In fact, when Jimmy Carter came to the White House, our nation was spending only $3.8 billion on jobs and training. The 1980 budget has more than $11 billion for these programs.
We also are reviewing our experience with the Youth Employment and Demonstration Act programs. Out of this review will come major legislative proposals for programs to deal with youth unemployment.The president soon will submit a welfare reform package with a major focus on jobs.
Although we can demonstrate tremendous progress, we also realize the formidable challenge we now face in solving the problem of structural unemployment. Over the past year, the Carter administration has been working closely with the Congress as well as state and local government to overhaul the CETA system completely.
Under the new CETA, we are targeting our programs to serve those who need help most. But more importantly, we are concentrating on training and skills development.
The only way to continue to cut unemployment and reduce inflation as well is to increase the productivity of our work force.
We also have launched a major new partnership with the private sector.
The only permanent solution for the problems of structural unemployment lies with the business community. We have designed a system that will involve the business community in planning, operation and oversight of CETA programs through Private Industry Councils (PICs) in each local community. The councils will tie the jobs and training programs to the real needs of each local labor market. In addition, the new legislation provides a tax-credit incentive of employers who hire and train the structurally unemploved.

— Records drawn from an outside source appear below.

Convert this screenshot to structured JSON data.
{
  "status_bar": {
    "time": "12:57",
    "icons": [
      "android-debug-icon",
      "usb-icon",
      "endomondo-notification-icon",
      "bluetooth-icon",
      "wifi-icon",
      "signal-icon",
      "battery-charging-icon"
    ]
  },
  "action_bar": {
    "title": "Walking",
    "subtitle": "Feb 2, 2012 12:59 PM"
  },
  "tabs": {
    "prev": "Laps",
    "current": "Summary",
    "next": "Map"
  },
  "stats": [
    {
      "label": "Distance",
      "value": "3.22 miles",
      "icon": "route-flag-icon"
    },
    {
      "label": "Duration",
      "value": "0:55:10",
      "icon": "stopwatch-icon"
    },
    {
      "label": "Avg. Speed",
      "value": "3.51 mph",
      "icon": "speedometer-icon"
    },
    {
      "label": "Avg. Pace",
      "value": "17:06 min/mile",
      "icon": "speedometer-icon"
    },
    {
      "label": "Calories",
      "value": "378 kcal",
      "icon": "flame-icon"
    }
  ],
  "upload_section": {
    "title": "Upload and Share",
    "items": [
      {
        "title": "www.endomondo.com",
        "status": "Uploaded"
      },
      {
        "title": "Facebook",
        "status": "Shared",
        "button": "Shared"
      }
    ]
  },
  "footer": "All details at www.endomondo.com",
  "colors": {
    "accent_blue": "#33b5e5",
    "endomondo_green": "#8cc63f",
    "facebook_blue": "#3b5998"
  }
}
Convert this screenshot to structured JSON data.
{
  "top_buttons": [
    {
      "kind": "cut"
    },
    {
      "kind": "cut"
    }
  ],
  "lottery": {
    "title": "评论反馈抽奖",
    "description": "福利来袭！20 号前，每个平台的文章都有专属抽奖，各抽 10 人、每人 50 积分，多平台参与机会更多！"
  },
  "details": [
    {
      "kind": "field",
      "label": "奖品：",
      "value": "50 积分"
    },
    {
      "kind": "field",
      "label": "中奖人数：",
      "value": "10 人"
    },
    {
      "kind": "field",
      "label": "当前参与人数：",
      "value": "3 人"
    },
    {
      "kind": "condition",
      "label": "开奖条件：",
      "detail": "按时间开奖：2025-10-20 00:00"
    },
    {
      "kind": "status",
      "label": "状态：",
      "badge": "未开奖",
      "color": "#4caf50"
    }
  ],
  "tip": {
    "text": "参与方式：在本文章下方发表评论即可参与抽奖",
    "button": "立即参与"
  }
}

We also have taken steps to improve the management of our jobs and training programs.We have cracked down on waste, cut red tape, provided more technical assistance to local managers, and set up extensive monitoring and auditing systems to assure accountability. We want to be sure that we are delivering more job training and jobs for every dollar invested by the American taxpayers.
And finally, we have vigorously and systematically attacked fraud and abuse in the system.
We are still learning. But we are also taking action - sound, sensible action based on experience. The only other course would be to wait as the problems get worse, to wait for all the answers which we probably never will have.
Constructive criticism is absolutely necessary in this process of improving the CETA program.But we also need positive suggestions and criticism based on fact, not myths.